A key to CIVITAS’ effectiveness has been its working Board of Directors, who have always contributed their time and professional expertise to help the organization achieve its varied initiatives. CIVITAS hired its first Executive Director in 2008, after the death of Trayco Belopopsky, the Office Administrator for over 20 years. In 1985, founding member Marcia Fowle organized a task force of volunteers to scrub the grimy walls of the 96th Street subway station, which encouraged the station manager to keep it clean. Making a difference with soap and water was comparatively simple. Getting a developer to remove the top 12 already-built and illegal floors of 108 East 96th Street was much more complex, and famously successful. Hearing Genie Rice, founding board president, describe the legal twists and turns of that battle is positively dizzying.
Like several of CIVITAS’ other successes, that daunting five-year effort originated in a planning study that CIVITAS commissioned, published and circulated. In 1984, a survey and mapping of the East 96th Street corridor was conducted by a professional planning consultant with the assistance of early CIVITAS Directors Jo Ahern Bressler. Jeanne McAnaney, Cora Shelton and Jim Tripp. During the survey, the illegal height of 108 East 96th Street, then under construction, was discovered and publicly identified by CIVITAS. In 1991, CIVITAS published The ABC of Zoning, a witty explanation of the city’s complex zoning terminology and regulations. The booklet was sent to hundreds of organizations and individuals as far afield as Tokyo, Moscow, and Kenya, and is now available online. Working closely with professional urban planers, local community boards, municipal officials, architects, student interns and its board members, CIVITAS published studies of street activity on Madison Avenue from 94th Street to 125th Street (1993), a study of opportunities and issues on East 125th Street (1995), a report on community facilities’ expansions (1997), an East Harlem rezoning plan (2000), and a detailed proposal to build a pedestrian bridge across the East River from 116th Street to Randall’s Island (2006). Many of CIVITAS’ recommendations led to important changes, such as the city’s rezoning in 2003 of a large area of East Harlem that is now protected from out-of-scale midblock development, and is a model for contextual zoning in other neighborhoods.
Win some, lose others, as too-visibly demonstrated by the huge Memorial Sloan-Kettering tower on East 68th Street and the still-rising Mount Sinai-sponsored midblock apartment tower on East 102nd Street. CIVITAS keeps fighting the good fight, and is currently engaged in getting another big area in East Harlem rezoned. It is also spearheading an effort by a coalition of neighborhood groups to enlarge and beautify the East River Esplanade between 60th and 125th Streets.

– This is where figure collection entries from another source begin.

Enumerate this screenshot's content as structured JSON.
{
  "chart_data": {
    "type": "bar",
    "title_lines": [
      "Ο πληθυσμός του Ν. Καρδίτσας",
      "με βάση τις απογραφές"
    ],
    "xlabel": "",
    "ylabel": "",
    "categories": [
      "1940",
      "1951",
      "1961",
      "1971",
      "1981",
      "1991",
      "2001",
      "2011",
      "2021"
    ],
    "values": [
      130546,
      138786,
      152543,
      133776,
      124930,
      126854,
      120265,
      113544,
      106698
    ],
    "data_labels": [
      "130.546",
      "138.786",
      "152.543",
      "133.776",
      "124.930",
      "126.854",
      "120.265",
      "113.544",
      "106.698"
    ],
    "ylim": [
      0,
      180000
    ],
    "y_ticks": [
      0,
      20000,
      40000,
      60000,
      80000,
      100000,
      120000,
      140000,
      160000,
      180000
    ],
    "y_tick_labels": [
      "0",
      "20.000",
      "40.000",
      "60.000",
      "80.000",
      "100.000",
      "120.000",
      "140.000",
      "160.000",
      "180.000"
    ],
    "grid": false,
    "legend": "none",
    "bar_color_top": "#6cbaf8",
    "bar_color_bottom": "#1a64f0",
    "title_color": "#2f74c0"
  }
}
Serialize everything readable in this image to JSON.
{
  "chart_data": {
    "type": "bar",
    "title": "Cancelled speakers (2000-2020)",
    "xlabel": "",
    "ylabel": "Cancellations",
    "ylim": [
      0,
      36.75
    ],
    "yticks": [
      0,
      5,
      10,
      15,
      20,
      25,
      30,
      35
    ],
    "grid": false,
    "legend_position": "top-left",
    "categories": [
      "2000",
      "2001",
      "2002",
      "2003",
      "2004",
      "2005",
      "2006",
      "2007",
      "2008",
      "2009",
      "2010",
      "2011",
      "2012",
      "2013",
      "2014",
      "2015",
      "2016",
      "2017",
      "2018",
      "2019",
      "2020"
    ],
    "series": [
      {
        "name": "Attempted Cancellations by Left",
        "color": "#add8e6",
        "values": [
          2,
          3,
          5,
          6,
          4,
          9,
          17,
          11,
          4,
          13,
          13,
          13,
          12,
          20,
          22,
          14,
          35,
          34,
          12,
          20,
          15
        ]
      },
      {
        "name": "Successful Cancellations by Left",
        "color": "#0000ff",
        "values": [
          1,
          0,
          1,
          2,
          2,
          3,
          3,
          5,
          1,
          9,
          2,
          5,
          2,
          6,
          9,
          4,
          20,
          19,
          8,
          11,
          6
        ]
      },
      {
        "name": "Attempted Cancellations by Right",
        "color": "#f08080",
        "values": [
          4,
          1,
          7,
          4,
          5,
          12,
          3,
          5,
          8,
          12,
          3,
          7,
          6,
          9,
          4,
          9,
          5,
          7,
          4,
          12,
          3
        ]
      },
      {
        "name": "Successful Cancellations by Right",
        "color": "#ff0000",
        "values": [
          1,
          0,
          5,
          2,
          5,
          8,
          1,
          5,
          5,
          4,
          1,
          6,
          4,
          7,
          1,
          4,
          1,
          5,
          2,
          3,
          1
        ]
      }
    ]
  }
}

The past is prologue. A new generation of CIVITAS board members is focusing on what will be a transformed and denser east side when the long-awaited Second Avenue subway is completed. Phase 1 service is tentatively scheduled for 2016. That new mass transportation spine, along with the newly-operational Select Bus Service on First and Second Avenues, will spark residential, commercial and institutional growth on the entire east side of Manhattan. Zoning has to be rigorously examined, and altered, to provide light, air, and pedestrian-friendly streets. More public amenities, such as green space, schools, libraries, community facilities, and playgrounds will be needed, as well as better infrastructure. All of this presents an enormous challenge that can’t be tackled after the built fact. Now is the time to work on making a more populous east side livable, to ensure that its still-extant historic fabric is preserved, and to enhance its civic allure. CIVITAS is already on the job.